Essa aproximação que a autora buscou ter com Adriano deu-lhe a certeza de que “se pode reduzir à vontade a distância dos séculos”. Convenhamos que essa descoberta não é nenhuma novidade para os cristãos, acostumados que estão com a Comunhão dos Santos de hoje e de ontem.

Em uma das entradas do Caderno de notas que acompanha o texto das Memórias, a autora diz que “[b]em depressa compreendi que escrevia a vida de um grande homem. Desse momento em diante, impôs-se maior respeito pela verdade, maior atenção e, de minha parte, maior silêncio.”

Antes, porém, que o silêncio se imponha sobre nós e sobre o corpo sem vida de Adriano, ouçamos o que ele disse à sua própria alma pela última vez:

“Pequena alma, alma terna e inconstante, companheira do meu corpo, de que foste hóspede, vais descer àqueles lugares pálidos, duros e nus, onde deverás renunciar aos jogos de outrora. Por um momento, contemplemos juntos ainda os lugares familiares, os objetos que certamente nunca mais veremos… Esforcemo-nos por entrar na morte com os olhos abertos…”

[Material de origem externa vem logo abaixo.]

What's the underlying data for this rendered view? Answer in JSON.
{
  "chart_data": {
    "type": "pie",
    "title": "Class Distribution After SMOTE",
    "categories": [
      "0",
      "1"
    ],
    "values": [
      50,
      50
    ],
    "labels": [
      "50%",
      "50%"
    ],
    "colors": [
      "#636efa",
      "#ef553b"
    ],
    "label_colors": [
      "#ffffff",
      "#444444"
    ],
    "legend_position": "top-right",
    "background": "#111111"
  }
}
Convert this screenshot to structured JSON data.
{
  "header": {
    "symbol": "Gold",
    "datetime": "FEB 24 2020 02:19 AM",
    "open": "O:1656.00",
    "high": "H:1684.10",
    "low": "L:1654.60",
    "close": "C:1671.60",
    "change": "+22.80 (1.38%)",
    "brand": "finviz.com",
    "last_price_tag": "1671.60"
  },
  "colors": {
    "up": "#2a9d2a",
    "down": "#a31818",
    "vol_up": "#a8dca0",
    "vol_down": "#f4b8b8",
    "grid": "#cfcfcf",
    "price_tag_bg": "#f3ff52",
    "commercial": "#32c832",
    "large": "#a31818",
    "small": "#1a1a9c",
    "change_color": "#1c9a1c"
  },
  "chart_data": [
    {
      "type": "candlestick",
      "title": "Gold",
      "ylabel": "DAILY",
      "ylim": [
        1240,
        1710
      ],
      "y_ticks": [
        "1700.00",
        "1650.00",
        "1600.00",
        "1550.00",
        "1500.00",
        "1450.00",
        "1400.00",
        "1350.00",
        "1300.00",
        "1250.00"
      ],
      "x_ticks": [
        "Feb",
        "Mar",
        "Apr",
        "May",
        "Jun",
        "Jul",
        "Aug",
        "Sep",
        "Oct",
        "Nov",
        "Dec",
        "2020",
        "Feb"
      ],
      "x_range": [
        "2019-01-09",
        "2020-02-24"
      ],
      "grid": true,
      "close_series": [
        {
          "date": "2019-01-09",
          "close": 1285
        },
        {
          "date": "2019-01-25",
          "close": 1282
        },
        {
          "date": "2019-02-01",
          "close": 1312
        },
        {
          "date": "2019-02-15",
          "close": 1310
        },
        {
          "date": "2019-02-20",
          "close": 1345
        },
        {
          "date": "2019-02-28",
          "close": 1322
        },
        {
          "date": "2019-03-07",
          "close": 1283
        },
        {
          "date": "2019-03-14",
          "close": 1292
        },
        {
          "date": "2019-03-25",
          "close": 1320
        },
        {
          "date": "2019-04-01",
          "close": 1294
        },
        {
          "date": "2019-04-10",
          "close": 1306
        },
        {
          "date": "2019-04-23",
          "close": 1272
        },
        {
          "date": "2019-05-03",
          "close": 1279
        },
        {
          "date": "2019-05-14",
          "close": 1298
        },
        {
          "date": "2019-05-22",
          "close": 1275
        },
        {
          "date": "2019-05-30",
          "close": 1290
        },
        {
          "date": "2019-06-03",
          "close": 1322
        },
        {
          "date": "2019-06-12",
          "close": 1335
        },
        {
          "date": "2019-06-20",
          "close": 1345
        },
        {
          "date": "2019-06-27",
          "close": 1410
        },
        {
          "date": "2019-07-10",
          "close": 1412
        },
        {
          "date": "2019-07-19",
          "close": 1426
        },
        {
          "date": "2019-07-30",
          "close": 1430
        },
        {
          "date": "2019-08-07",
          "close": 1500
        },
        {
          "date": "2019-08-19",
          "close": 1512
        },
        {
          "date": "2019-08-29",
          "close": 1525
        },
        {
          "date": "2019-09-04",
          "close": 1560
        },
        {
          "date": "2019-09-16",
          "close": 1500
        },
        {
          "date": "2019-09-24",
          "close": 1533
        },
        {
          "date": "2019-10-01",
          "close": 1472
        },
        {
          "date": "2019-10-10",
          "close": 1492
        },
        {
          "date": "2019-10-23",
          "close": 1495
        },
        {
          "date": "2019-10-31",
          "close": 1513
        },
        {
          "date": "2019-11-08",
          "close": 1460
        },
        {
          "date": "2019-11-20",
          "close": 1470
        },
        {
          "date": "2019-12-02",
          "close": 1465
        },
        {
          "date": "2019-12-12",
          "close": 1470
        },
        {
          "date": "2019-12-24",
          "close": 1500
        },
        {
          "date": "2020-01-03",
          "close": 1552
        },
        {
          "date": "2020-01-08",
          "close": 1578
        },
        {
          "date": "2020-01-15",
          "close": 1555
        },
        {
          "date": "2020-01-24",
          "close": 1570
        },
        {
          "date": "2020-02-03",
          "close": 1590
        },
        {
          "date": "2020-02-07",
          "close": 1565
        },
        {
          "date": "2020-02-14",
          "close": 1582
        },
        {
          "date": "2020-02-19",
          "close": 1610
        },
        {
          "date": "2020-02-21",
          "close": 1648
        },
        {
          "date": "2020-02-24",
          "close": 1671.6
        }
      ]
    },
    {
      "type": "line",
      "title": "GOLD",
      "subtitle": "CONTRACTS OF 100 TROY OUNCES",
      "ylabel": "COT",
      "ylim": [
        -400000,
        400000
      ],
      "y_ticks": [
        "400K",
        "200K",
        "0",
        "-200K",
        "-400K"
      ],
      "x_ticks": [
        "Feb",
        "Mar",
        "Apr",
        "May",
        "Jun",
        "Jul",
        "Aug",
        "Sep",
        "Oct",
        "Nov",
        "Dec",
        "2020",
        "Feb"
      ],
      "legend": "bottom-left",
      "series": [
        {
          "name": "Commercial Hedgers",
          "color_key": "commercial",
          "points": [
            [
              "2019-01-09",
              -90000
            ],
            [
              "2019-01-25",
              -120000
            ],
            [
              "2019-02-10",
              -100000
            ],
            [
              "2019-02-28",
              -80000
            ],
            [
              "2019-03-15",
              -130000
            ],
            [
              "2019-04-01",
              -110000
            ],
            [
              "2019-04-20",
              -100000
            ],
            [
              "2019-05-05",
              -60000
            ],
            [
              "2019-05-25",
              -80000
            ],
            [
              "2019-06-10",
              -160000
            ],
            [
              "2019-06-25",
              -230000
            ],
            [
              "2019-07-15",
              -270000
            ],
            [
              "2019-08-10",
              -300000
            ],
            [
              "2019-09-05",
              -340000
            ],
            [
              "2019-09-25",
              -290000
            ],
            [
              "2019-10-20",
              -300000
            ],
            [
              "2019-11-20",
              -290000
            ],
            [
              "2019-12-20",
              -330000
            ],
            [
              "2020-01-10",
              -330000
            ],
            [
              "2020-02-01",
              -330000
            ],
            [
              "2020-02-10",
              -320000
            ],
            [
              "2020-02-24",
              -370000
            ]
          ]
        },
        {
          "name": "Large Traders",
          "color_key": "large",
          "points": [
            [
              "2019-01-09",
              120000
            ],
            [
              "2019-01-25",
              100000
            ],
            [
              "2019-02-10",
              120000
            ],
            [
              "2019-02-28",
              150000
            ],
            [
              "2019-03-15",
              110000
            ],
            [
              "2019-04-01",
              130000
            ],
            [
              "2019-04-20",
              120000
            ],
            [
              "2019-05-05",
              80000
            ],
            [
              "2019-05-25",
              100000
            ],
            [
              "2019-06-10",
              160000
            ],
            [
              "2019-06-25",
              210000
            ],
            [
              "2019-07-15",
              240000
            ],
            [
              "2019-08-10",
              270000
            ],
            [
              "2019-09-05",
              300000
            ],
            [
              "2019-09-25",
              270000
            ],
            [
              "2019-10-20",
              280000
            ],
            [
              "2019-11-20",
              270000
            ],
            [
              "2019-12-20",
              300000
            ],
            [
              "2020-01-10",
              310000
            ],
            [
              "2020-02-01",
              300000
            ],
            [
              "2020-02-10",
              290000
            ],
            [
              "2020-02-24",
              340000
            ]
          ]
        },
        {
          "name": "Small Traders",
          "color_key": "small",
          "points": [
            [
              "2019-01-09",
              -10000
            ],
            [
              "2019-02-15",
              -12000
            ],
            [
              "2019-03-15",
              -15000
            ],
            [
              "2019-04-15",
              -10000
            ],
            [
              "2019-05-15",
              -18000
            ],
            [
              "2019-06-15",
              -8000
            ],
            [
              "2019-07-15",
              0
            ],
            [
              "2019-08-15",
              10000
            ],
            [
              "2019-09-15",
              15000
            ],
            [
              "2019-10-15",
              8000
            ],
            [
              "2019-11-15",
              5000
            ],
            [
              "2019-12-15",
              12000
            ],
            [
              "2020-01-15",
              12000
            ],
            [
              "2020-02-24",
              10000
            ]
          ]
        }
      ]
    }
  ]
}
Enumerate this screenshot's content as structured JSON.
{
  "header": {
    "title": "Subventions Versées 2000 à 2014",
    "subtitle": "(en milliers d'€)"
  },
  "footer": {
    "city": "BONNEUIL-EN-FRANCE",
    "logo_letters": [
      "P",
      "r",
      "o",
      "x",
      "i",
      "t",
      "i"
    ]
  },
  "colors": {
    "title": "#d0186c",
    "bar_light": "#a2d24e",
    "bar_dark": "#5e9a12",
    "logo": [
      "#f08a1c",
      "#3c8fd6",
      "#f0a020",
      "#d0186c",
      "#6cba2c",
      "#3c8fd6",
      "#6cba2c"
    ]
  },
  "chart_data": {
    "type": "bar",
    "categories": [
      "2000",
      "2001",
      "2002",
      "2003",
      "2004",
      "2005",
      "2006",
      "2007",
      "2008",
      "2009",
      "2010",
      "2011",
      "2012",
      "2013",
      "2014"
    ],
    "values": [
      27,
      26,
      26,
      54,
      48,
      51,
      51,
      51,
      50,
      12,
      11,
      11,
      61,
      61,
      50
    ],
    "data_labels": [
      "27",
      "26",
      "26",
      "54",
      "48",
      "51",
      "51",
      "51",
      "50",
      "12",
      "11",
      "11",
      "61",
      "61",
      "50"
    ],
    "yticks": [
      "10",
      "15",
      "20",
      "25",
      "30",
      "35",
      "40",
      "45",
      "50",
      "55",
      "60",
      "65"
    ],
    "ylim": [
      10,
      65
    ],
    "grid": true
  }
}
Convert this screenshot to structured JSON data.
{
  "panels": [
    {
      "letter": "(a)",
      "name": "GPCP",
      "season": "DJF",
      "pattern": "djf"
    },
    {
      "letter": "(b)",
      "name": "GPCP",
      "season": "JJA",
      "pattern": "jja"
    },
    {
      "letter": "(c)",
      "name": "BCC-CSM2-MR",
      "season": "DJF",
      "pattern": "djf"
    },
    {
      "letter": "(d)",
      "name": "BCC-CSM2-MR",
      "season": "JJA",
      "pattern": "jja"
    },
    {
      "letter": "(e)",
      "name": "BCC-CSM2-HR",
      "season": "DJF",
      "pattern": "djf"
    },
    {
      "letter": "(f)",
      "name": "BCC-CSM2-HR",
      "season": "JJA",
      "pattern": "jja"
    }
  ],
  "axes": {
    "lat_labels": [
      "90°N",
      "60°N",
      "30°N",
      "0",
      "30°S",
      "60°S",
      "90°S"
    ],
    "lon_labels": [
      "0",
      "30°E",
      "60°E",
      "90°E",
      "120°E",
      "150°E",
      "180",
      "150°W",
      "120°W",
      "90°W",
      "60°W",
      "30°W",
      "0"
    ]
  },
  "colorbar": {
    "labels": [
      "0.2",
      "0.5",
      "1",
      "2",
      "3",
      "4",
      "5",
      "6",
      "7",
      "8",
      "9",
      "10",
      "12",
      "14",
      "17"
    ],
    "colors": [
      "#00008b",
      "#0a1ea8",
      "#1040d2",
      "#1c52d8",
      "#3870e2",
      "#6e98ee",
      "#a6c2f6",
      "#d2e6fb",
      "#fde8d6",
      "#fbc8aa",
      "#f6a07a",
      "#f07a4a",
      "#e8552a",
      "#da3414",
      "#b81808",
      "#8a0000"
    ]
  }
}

É uma bonita imagem para um pagão. Que antes da Revelação Cristã Sócrates pudesse conceber a vida e a morte dessa forma é perfeitamente compreensível; que Adriano ainda pense assim 520 anos depois, nem tanto. Sigamos, entretanto, o conselho do próprio imperador: concordemos em aceitá-lo. Eis o homem, transformado naquilo que ele foi: um filho adotivo, evidentemente tardio, da Grécia que ele tanto admirava. E que nós não nos imaginemos muito superiores a ele: dezenove séculos depois continuamos todos sendo, em parte, filhos tardios da Grécia.